Al centro della riflessione del Papa, lo sguardo: “La compassione, infatti, è al centro della parabola. E se è vero che nel racconto evangelico essa viene descritta dalle azioni del samaritano, la prima cosa che il brano sottolinea è lo sguardo. Infatti, davanti a un uomo ferito che si trova sul ciglio della strada dopo essere incappato nei briganti, del sacerdote e del levita si dice: ‘lo vide e passò oltre’ (v. 32); del samaritano, invece, il Vangelo dice: ‘lo vide e ne ebbe compassione’ (v. 33)”. Questo sguardo, ha spiegato, è ciò che fa la differenza: “C’è un vedere esteriore, distratto e frettoloso, un guardare facendo finta di non vedere […] e c’è un vedere, invece, con gli occhi del cuore”. Per il Pontefice, il samaritano è immagine di Cristo: “Dio, però, ci ha guardati con compassione, ha voluto fare Lui stesso la nostra strada, è disceso in mezzo a noi e, in Gesù, buon samaritano, è venuto a guarire le nostre ferite, versando su di noi l’olio del suo amore e della sua misericordia”. Così anche noi, “guariti e amati da Cristo, diventiamo anche noi segni del suo amore e della sua compassione nel mondo”.

Nella parte conclusiva dell’omelia, Leone XIV ha indicato la via dell’autenticità evangelica: “A volte ci accontentiamo soltanto di fare il nostro dovere o consideriamo nostro prossimo solo chi è della nostra cerchia, chi la pensa come noi, chi ha la stessa nazionalità o religione; ma Gesù capovolge la prospettiva presentandoci un samaritano, uno straniero ed eretico che si fa prossimo di quell’uomo ferito. E ci chiede di fare lo stesso”. Ha quindi richiamato le parole di Benedetto XVI: “Il samaritano, il forestiero, si fa egli stesso prossimo e mi mostra che io, a partire dal mio intimo, devo imparare l’essere-prossimo e che porto già dentro di me la risposta”. Il Pontefice ha poi concluso: “Vedere senza passare oltre, fermare le nostre corse indaffarate, lasciare che la vita dell’altro, chiunque egli sia, con i suoi bisogni e le sofferenze, mi spezzino il cuore. Questo ci rende prossimi gli uni degli altri, genera una vera fraternità, fa cadere muri e steccati. E finalmente l’amore si fa spazio, diventando più forte del male e della morte”.
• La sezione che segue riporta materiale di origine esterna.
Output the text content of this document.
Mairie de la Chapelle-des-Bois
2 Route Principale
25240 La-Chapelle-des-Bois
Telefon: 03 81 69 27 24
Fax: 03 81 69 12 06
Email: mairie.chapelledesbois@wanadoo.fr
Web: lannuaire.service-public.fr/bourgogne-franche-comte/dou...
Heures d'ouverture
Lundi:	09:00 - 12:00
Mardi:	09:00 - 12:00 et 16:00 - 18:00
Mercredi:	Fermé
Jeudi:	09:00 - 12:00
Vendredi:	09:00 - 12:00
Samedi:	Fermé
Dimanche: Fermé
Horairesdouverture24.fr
Nel messaggio dell’Angelus, il Papa ha ricordato che “la vita eterna, che Dio solo può dare, viene trasmessa in eredità all’uomo come dal padre al figlio”. E ha aggiunto: “Gesù è la rivelazione del vero amore verso Dio e verso l’uomo: amore che si dona e non possiede, amore che perdona e non pretende, amore che soccorre e non abbandona mai”. Il Papa ha esortato i fedeli a seguire l’esempio di Cristo: “Per vivere in eterno, dunque, non occorre ingannare la morte, ma servire la vita, cioè prendersi cura dell’esistenza degli altri nel tempo che condividiamo”.